Less than 45% of us have any kind of savings for retirement. The simple reason is that we don’t pay ourselves first. We pay ourselves last – but since there’s no money left over right now, last means…well never. To start saving, most of us need to make some payments go away first in order to free up some money.
When our debt and payments start getting carried away, we can do one of three things: We can stay in denial and continue our optimism that it will somehow take care of itself.
We can get frustrated, depressed and throw our hands up, or we can have the courage and discipline to view these payments and debts in realistic terms and make simple and fundamental changes to turn things around.

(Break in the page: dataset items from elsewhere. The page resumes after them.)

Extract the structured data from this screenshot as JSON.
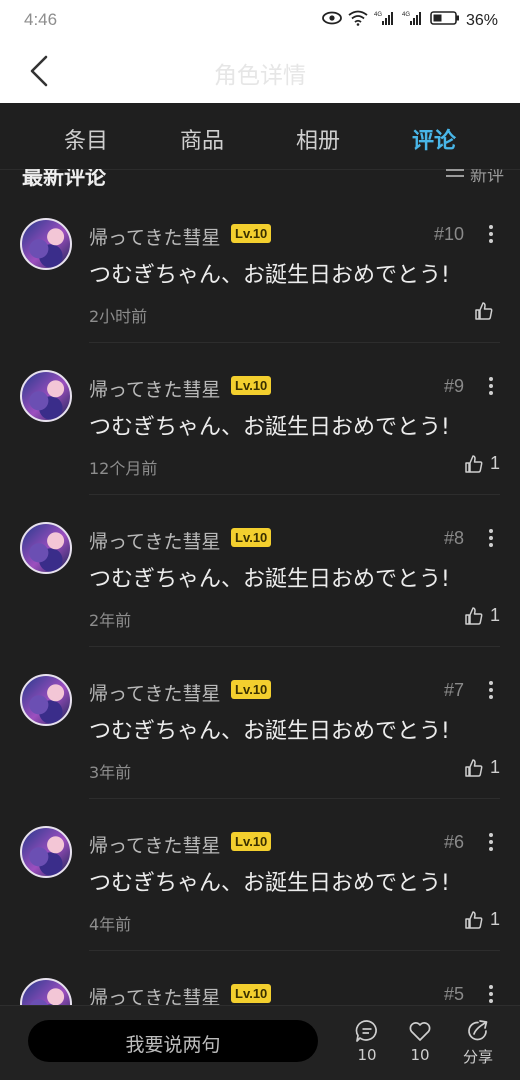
{
  "status_bar": {
    "time": "4:46",
    "battery": "36%"
  },
  "header": {
    "title": "角色详情"
  },
  "tabs": [
    "条目",
    "商品",
    "相册",
    "评论"
  ],
  "section": {
    "title": "最新评论",
    "sort_label": "新评"
  },
  "comments": [
    {
      "user": "帰ってきた彗星",
      "level": "Lv.10",
      "floor": "#10",
      "text": "つむぎちゃん、お誕生日おめでとう!",
      "time": "2小时前",
      "likes": ""
    },
    {
      "user": "帰ってきた彗星",
      "level": "Lv.10",
      "floor": "#9",
      "text": "つむぎちゃん、お誕生日おめでとう!",
      "time": "12个月前",
      "likes": "1"
    },
    {
      "user": "帰ってきた彗星",
      "level": "Lv.10",
      "floor": "#8",
      "text": "つむぎちゃん、お誕生日おめでとう!",
      "time": "2年前",
      "likes": "1"
    },
    {
      "user": "帰ってきた彗星",
      "level": "Lv.10",
      "floor": "#7",
      "text": "つむぎちゃん、お誕生日おめでとう!",
      "time": "3年前",
      "likes": "1"
    },
    {
      "user": "帰ってきた彗星",
      "level": "Lv.10",
      "floor": "#6",
      "text": "つむぎちゃん、お誕生日おめでとう!",
      "time": "4年前",
      "likes": "1"
    },
    {
      "user": "帰ってきた彗星",
      "level": "Lv.10",
      "floor": "#5",
      "text": "",
      "time": "",
      "likes": ""
    }
  ],
  "bottom_bar": {
    "input_placeholder": "我要说两句",
    "comment_count": "10",
    "like_count": "10",
    "share_label": "分享"
  }
}
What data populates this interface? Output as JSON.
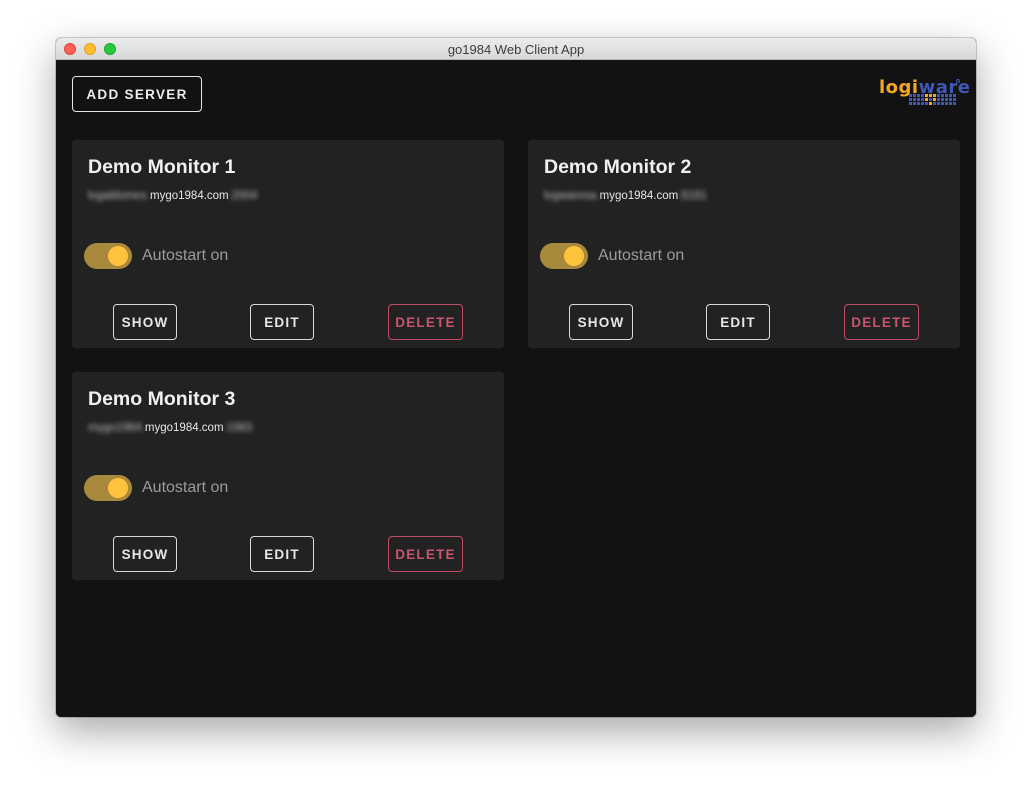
{
  "window": {
    "title": "go1984 Web Client App"
  },
  "toolbar": {
    "add_server_label": "ADD SERVER"
  },
  "logo": {
    "part1": "logi",
    "part2": "ware"
  },
  "servers": [
    {
      "name": "Demo Monitor 1",
      "host_prefix": "logaldomex.",
      "host_domain": "mygo1984.com",
      "host_port": ":2004",
      "autostart_label": "Autostart on",
      "autostart_on": true,
      "show_label": "SHOW",
      "edit_label": "EDIT",
      "delete_label": "DELETE"
    },
    {
      "name": "Demo Monitor 2",
      "host_prefix": "logwaresa.",
      "host_domain": "mygo1984.com",
      "host_port": ":8181",
      "autostart_label": "Autostart on",
      "autostart_on": true,
      "show_label": "SHOW",
      "edit_label": "EDIT",
      "delete_label": "DELETE"
    },
    {
      "name": "Demo Monitor 3",
      "host_prefix": "mygo1984.",
      "host_domain": "mygo1984.com",
      "host_port": ":1983",
      "autostart_label": "Autostart on",
      "autostart_on": true,
      "show_label": "SHOW",
      "edit_label": "EDIT",
      "delete_label": "DELETE"
    }
  ],
  "colors": {
    "background": "#121212",
    "card": "#222222",
    "toggle_track": "#a98a3d",
    "toggle_thumb": "#fec23d",
    "delete": "#c85570",
    "logo_orange": "#f5a623",
    "logo_blue": "#3f57b5"
  }
}
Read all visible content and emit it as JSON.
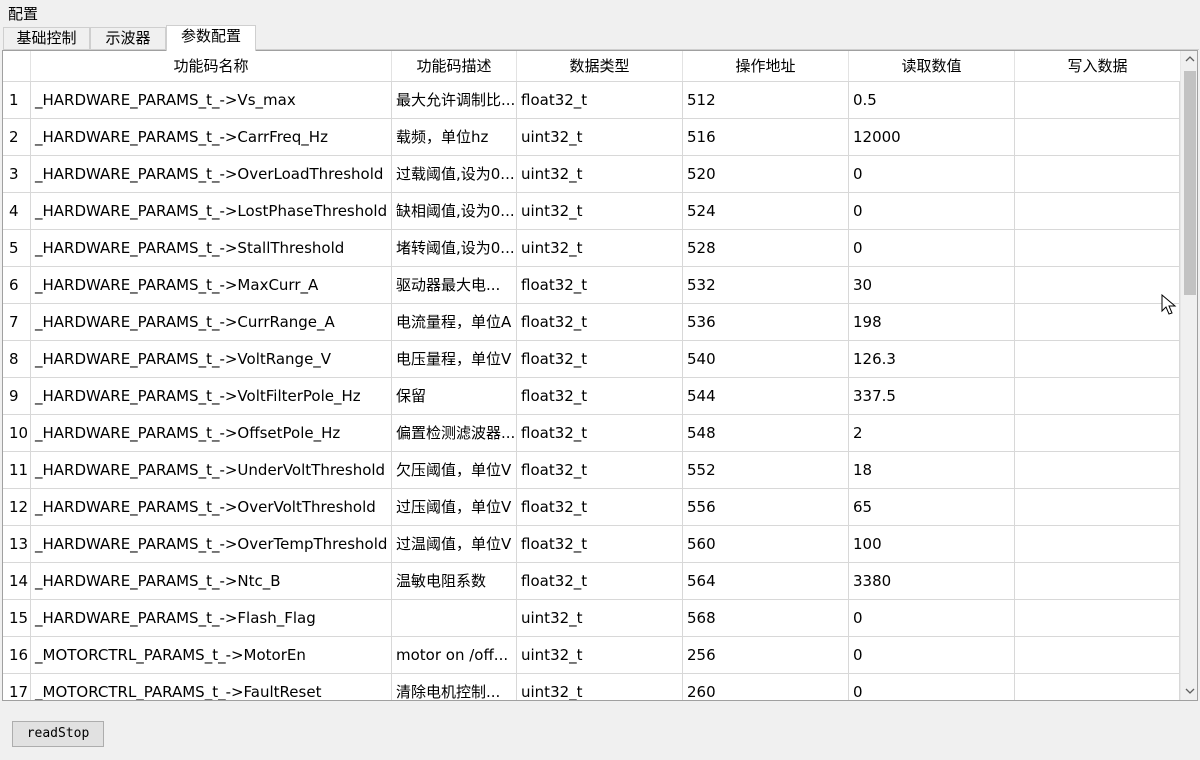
{
  "window": {
    "title": "配置"
  },
  "tabs": [
    {
      "label": "基础控制"
    },
    {
      "label": "示波器"
    },
    {
      "label": "参数配置"
    }
  ],
  "table": {
    "headers": {
      "name": "功能码名称",
      "desc": "功能码描述",
      "type": "数据类型",
      "addr": "操作地址",
      "read": "读取数值",
      "write": "写入数据"
    },
    "rows": [
      {
        "idx": "1",
        "name": "_HARDWARE_PARAMS_t_->Vs_max",
        "desc": "最大允许调制比...",
        "type": "float32_t",
        "addr": "512",
        "read": "0.5",
        "write": ""
      },
      {
        "idx": "2",
        "name": "_HARDWARE_PARAMS_t_->CarrFreq_Hz",
        "desc": "载频，单位hz",
        "type": "uint32_t",
        "addr": "516",
        "read": "12000",
        "write": ""
      },
      {
        "idx": "3",
        "name": "_HARDWARE_PARAMS_t_->OverLoadThreshold",
        "desc": "过载阈值,设为0...",
        "type": "uint32_t",
        "addr": "520",
        "read": "0",
        "write": ""
      },
      {
        "idx": "4",
        "name": "_HARDWARE_PARAMS_t_->LostPhaseThreshold",
        "desc": "缺相阈值,设为0...",
        "type": "uint32_t",
        "addr": "524",
        "read": "0",
        "write": ""
      },
      {
        "idx": "5",
        "name": "_HARDWARE_PARAMS_t_->StallThreshold",
        "desc": "堵转阈值,设为0...",
        "type": "uint32_t",
        "addr": "528",
        "read": "0",
        "write": ""
      },
      {
        "idx": "6",
        "name": "_HARDWARE_PARAMS_t_->MaxCurr_A",
        "desc": "驱动器最大电...",
        "type": "float32_t",
        "addr": "532",
        "read": "30",
        "write": ""
      },
      {
        "idx": "7",
        "name": "_HARDWARE_PARAMS_t_->CurrRange_A",
        "desc": "电流量程，单位A",
        "type": "float32_t",
        "addr": "536",
        "read": "198",
        "write": ""
      },
      {
        "idx": "8",
        "name": "_HARDWARE_PARAMS_t_->VoltRange_V",
        "desc": "电压量程，单位V",
        "type": "float32_t",
        "addr": "540",
        "read": "126.3",
        "write": ""
      },
      {
        "idx": "9",
        "name": "_HARDWARE_PARAMS_t_->VoltFilterPole_Hz",
        "desc": "保留",
        "type": "float32_t",
        "addr": "544",
        "read": "337.5",
        "write": ""
      },
      {
        "idx": "10",
        "name": "_HARDWARE_PARAMS_t_->OffsetPole_Hz",
        "desc": "偏置检测滤波器...",
        "type": "float32_t",
        "addr": "548",
        "read": "2",
        "write": ""
      },
      {
        "idx": "11",
        "name": "_HARDWARE_PARAMS_t_->UnderVoltThreshold",
        "desc": "欠压阈值，单位V",
        "type": "float32_t",
        "addr": "552",
        "read": "18",
        "write": ""
      },
      {
        "idx": "12",
        "name": "_HARDWARE_PARAMS_t_->OverVoltThreshold",
        "desc": "过压阈值，单位V",
        "type": "float32_t",
        "addr": "556",
        "read": "65",
        "write": ""
      },
      {
        "idx": "13",
        "name": "_HARDWARE_PARAMS_t_->OverTempThreshold",
        "desc": "过温阈值，单位V",
        "type": "float32_t",
        "addr": "560",
        "read": "100",
        "write": ""
      },
      {
        "idx": "14",
        "name": "_HARDWARE_PARAMS_t_->Ntc_B",
        "desc": "温敏电阻系数",
        "type": "float32_t",
        "addr": "564",
        "read": "3380",
        "write": ""
      },
      {
        "idx": "15",
        "name": "_HARDWARE_PARAMS_t_->Flash_Flag",
        "desc": "",
        "type": "uint32_t",
        "addr": "568",
        "read": "0",
        "write": ""
      },
      {
        "idx": "16",
        "name": "_MOTORCTRL_PARAMS_t_->MotorEn",
        "desc": " motor on /off...",
        "type": "uint32_t",
        "addr": "256",
        "read": "0",
        "write": ""
      },
      {
        "idx": "17",
        "name": "_MOTORCTRL_PARAMS_t_->FaultReset",
        "desc": " 清除电机控制...",
        "type": "uint32_t",
        "addr": "260",
        "read": "0",
        "write": ""
      }
    ]
  },
  "footer": {
    "button_label": "readStop"
  },
  "icons": {
    "scroll_up": "chevron-up-icon",
    "scroll_down": "chevron-down-icon",
    "cursor": "mouse-pointer-icon"
  }
}
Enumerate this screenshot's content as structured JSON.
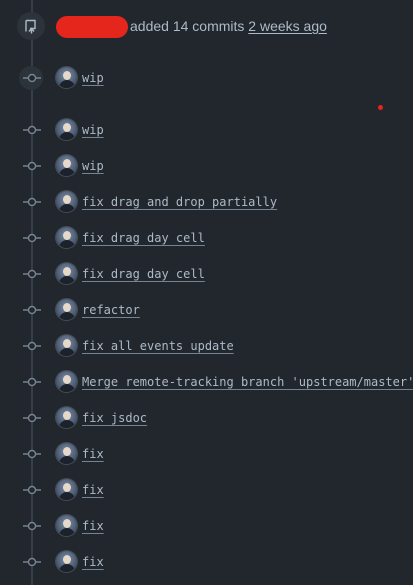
{
  "header": {
    "icon": "repo-push-icon",
    "text": "added 14 commits",
    "time": "2 weeks ago"
  },
  "commits": [
    {
      "message": "wip",
      "avatar": "user-avatar"
    },
    {
      "message": "wip",
      "avatar": "user-avatar"
    },
    {
      "message": "wip",
      "avatar": "user-avatar"
    },
    {
      "message": "fix drag and drop partially",
      "avatar": "user-avatar"
    },
    {
      "message": "fix drag day cell",
      "avatar": "user-avatar"
    },
    {
      "message": "fix drag day cell",
      "avatar": "user-avatar"
    },
    {
      "message": "refactor",
      "avatar": "user-avatar"
    },
    {
      "message": "fix all events update",
      "avatar": "user-avatar"
    },
    {
      "message": "Merge remote-tracking branch 'upstream/master'",
      "avatar": "user-avatar"
    },
    {
      "message": "fix jsdoc",
      "avatar": "user-avatar"
    },
    {
      "message": "fix",
      "avatar": "user-avatar"
    },
    {
      "message": "fix",
      "avatar": "user-avatar"
    },
    {
      "message": "fix",
      "avatar": "user-avatar"
    },
    {
      "message": "fix",
      "avatar": "user-avatar"
    }
  ],
  "colors": {
    "background": "#22272e",
    "text": "#adbac7",
    "redaction": "#e5261c",
    "timeline": "#373e47"
  }
}
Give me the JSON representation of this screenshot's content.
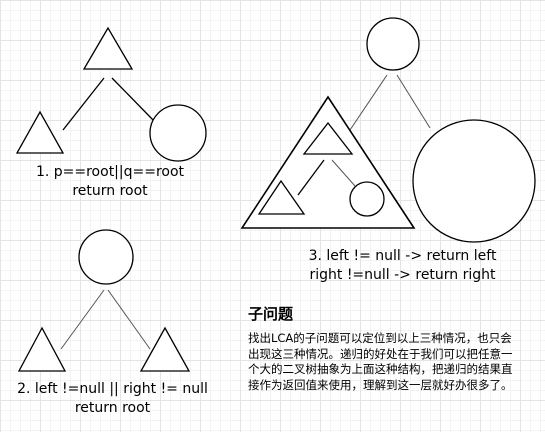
{
  "cases": [
    {
      "lines": [
        "1. p==root||q==root",
        "return root"
      ]
    },
    {
      "lines": [
        "2. left !=null || right != null",
        "return root"
      ]
    },
    {
      "lines": [
        "3. left != null -> return left",
        "right !=null -> return right"
      ]
    }
  ],
  "subproblem": {
    "title": "子问题",
    "body": "找出LCA的子问题可以定位到以上三种情况，也只会出现这三种情况。递归的好处在于我们可以把任意一个大的二叉树抽象为上面这种结构，把递归的结果直接作为返回值来使用，理解到这一层就好办很多了。"
  },
  "colors": {
    "stroke": "#000000",
    "edge": "#555555",
    "background": "#ffffff",
    "grid": "#e4e4e4"
  }
}
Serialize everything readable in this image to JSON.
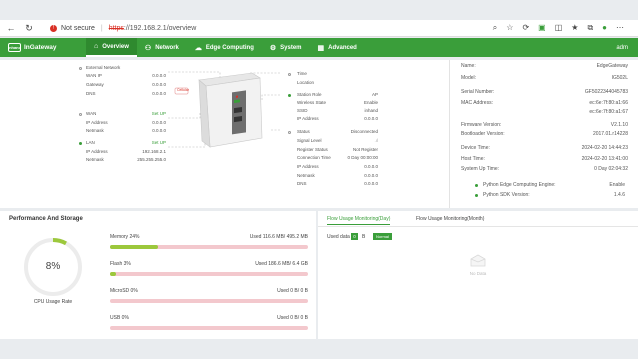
{
  "browser": {
    "security": "Not secure",
    "url_scheme": "https",
    "url_rest": "://192.168.2.1/overview"
  },
  "app": {
    "logo": "InGateway",
    "logo_mark": "inhand",
    "tabs": [
      "Overview",
      "Network",
      "Edge Computing",
      "System",
      "Advanced"
    ],
    "user": "adm"
  },
  "network": {
    "external": {
      "title": "External Network",
      "rows": [
        [
          "WAN IP",
          "0.0.0.0"
        ],
        [
          "Gateway",
          "0.0.0.0"
        ],
        [
          "DNS",
          "0.0.0.0"
        ]
      ]
    },
    "wan": {
      "title": "WAN",
      "status": "Set UP",
      "rows": [
        [
          "IP Address",
          "0.0.0.0"
        ],
        [
          "Netmask",
          "0.0.0.0"
        ]
      ]
    },
    "lan": {
      "title": "LAN",
      "status": "Set UP",
      "rows": [
        [
          "IP Address",
          "192.168.2.1"
        ],
        [
          "Netmask",
          "255.255.255.0"
        ]
      ]
    },
    "time": {
      "rows": [
        [
          "Time",
          ""
        ],
        [
          "Location",
          ""
        ]
      ]
    },
    "wlan": {
      "title": "Station Role",
      "role": "AP",
      "rows": [
        [
          "Wireless State",
          "Enable"
        ],
        [
          "SSID",
          "inhand"
        ],
        [
          "IP Address",
          "0.0.0.0"
        ]
      ]
    },
    "cellular": {
      "title": "Status",
      "status": "Disconnected",
      "rows": [
        [
          "Signal Level",
          ""
        ],
        [
          "Register Status",
          "Not Register"
        ],
        [
          "Connection Time",
          "0 Day 00:00:00"
        ],
        [
          "IP Address",
          "0.0.0.0"
        ],
        [
          "Netmask",
          "0.0.0.0"
        ],
        [
          "DNS",
          "0.0.0.0"
        ]
      ]
    },
    "cellular_tag": "Cellular"
  },
  "device": {
    "rows": [
      [
        "Name:",
        "EdgeGateway"
      ],
      [
        "Model:",
        "IG502L"
      ],
      [
        "Serial Number:",
        "GF5022344045783"
      ],
      [
        "MAC Address:",
        "ec:6e:7f:80:a1:66"
      ],
      [
        "",
        "ec:6e:7f:80:a1:67"
      ],
      [
        "Firmware Version:",
        "V2.1.10"
      ],
      [
        "Bootloader Version:",
        "2017.01.r14228"
      ],
      [
        "Device Time:",
        "2024-02-20 14:44:23"
      ],
      [
        "Host Time:",
        "2024-02-20 13:41:00"
      ],
      [
        "System Up Time:",
        "0 Day 02:04:32"
      ]
    ],
    "python_engine_label": "Python Edge Computing Engine:",
    "python_engine_value": "Enable",
    "python_sdk_label": "Python SDK Version:",
    "python_sdk_value": "1.4.6"
  },
  "performance": {
    "title": "Performance And Storage",
    "cpu_percent": 8,
    "cpu_text": "8%",
    "cpu_label": "CPU Usage Rate",
    "items": [
      {
        "name": "Memory 24%",
        "used": "Used 116.6 MB/ 495.2 MB",
        "fraction": 0.24
      },
      {
        "name": "Flash 3%",
        "used": "Used 186.6 MB/ 6.4 GB",
        "fraction": 0.03
      },
      {
        "name": "MicroSD 0%",
        "used": "Used 0 B/ 0 B",
        "fraction": 0.0
      },
      {
        "name": "USB 0%",
        "used": "Used 0 B/ 0 B",
        "fraction": 0.0
      }
    ]
  },
  "flow": {
    "tabs": [
      "Flow Usage Monitoring(Day)",
      "Flow Usage Monitoring(Month)"
    ],
    "used_label": "Used data",
    "used_value": "0",
    "used_unit": "B",
    "badge": "Normal",
    "empty": "No Data"
  },
  "colors": {
    "brand": "#3a9e3a",
    "bar_fill": "#9cc83c",
    "bar_track": "#f3c8cd"
  }
}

Yes, it takes courage and discipline – nothing is easy, but it’s well worth it. After all, those who understand interest want to collect it. Those who don’t are the ones paying it.
An easy place to start is in the debt chapter of the It’s Your Money book on the step-up debt payments. It walks you through a simple example of $25,000 of debts and pays it off in less than one-quarter of the time with just $100 more each month.
Even if becoming payment free seems impossible, two easy things are to take your smallest monthly payment and do whatever it takes to pay it off. That alone frees up a bunch of money.
The second one is to cut $200 of your expenses each month. If you make it a game and not a pain and honestly look at every dollar going out the door you’ll easily do it.
We may not want to face it today, but at some point we have to change from a consumer mindset to a savings mindset. At that point it shouldn’t take a decade just to get back to zero in paying off your bills.
To have some different results, we have to do some different things. We have to make some better choices which are not based on old patterns, fixed beliefs or previous habits.
Because you and I have experienced it: When you run out of money, you run out of peace of mind.